The Reading Journal: Pagan Babies By Elmore Leonard
Oklahoma City. Hiroshima. Cambodia. Dachau. I seem to be fascinated by places of great horror. Places where the unspeakable have happened. I don’t have a ready reason to the why. Except that I want to understand how these things happen. And perhaps, to find a way to stop them.
I’ve never been to Rwanda where some 800,000 humans were slaughtered by their own people for no reason at all. Like the others, it is a place of unimaginable terror. It is also a strange setting for an Elmore Leonard book. A guy who usually sets his tales in Detroit. Yet Rwanda is exactly where he opens Pagan Babies, and that right in the aftermath of the genocide.

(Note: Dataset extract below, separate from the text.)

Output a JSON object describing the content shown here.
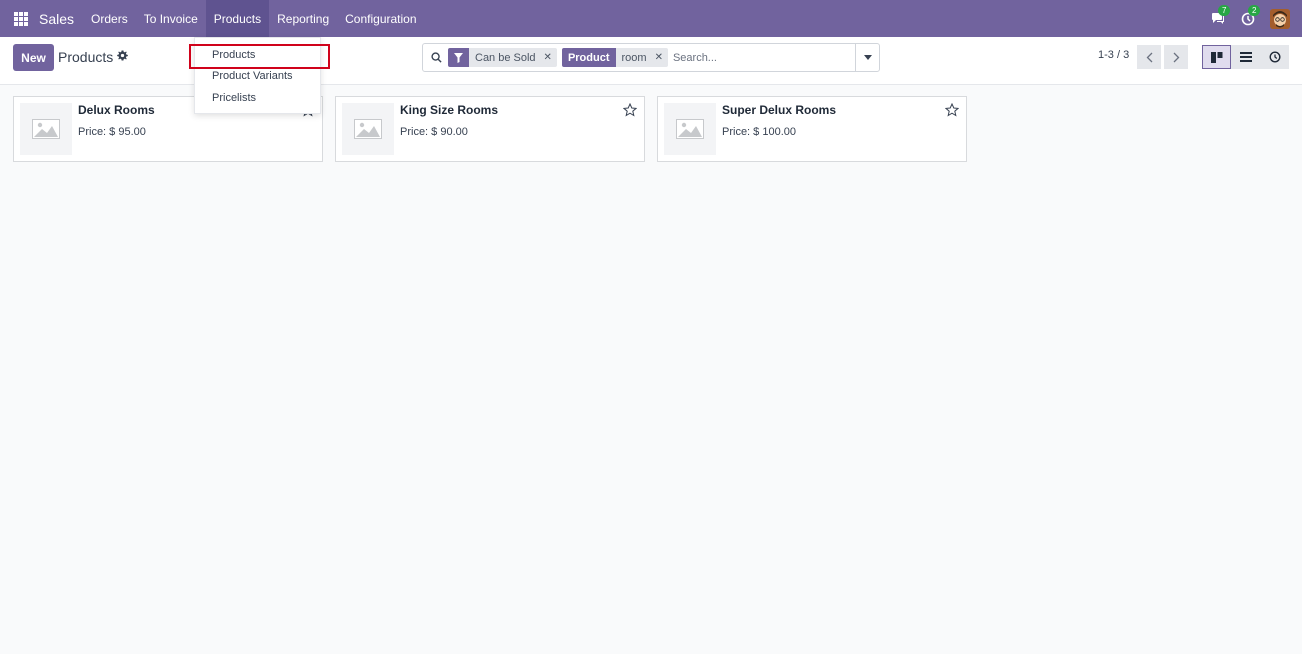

The story focuses on Terry a priest who lived in Rwanda during the time of the genocide who has become tired of seeing the perpetrators of that atrocity not see a trial, and not be punished in anyway. He sets a plan in motion which eventually takes him to more typical Leonard territory, Detroit. There he meets a lady, mixes with the mob and works a con or two.
It is top-form Leonard. The dialogue sparkles, the action is fast, furious and fun. Beyond the fairly brief bits in Rwanda the rest of it is pretty much vintage Leonard too. The man might not change formulas very often, but he’s is so constantly solid in his abilities that it doesn’t matter. It certainly doesn’t here.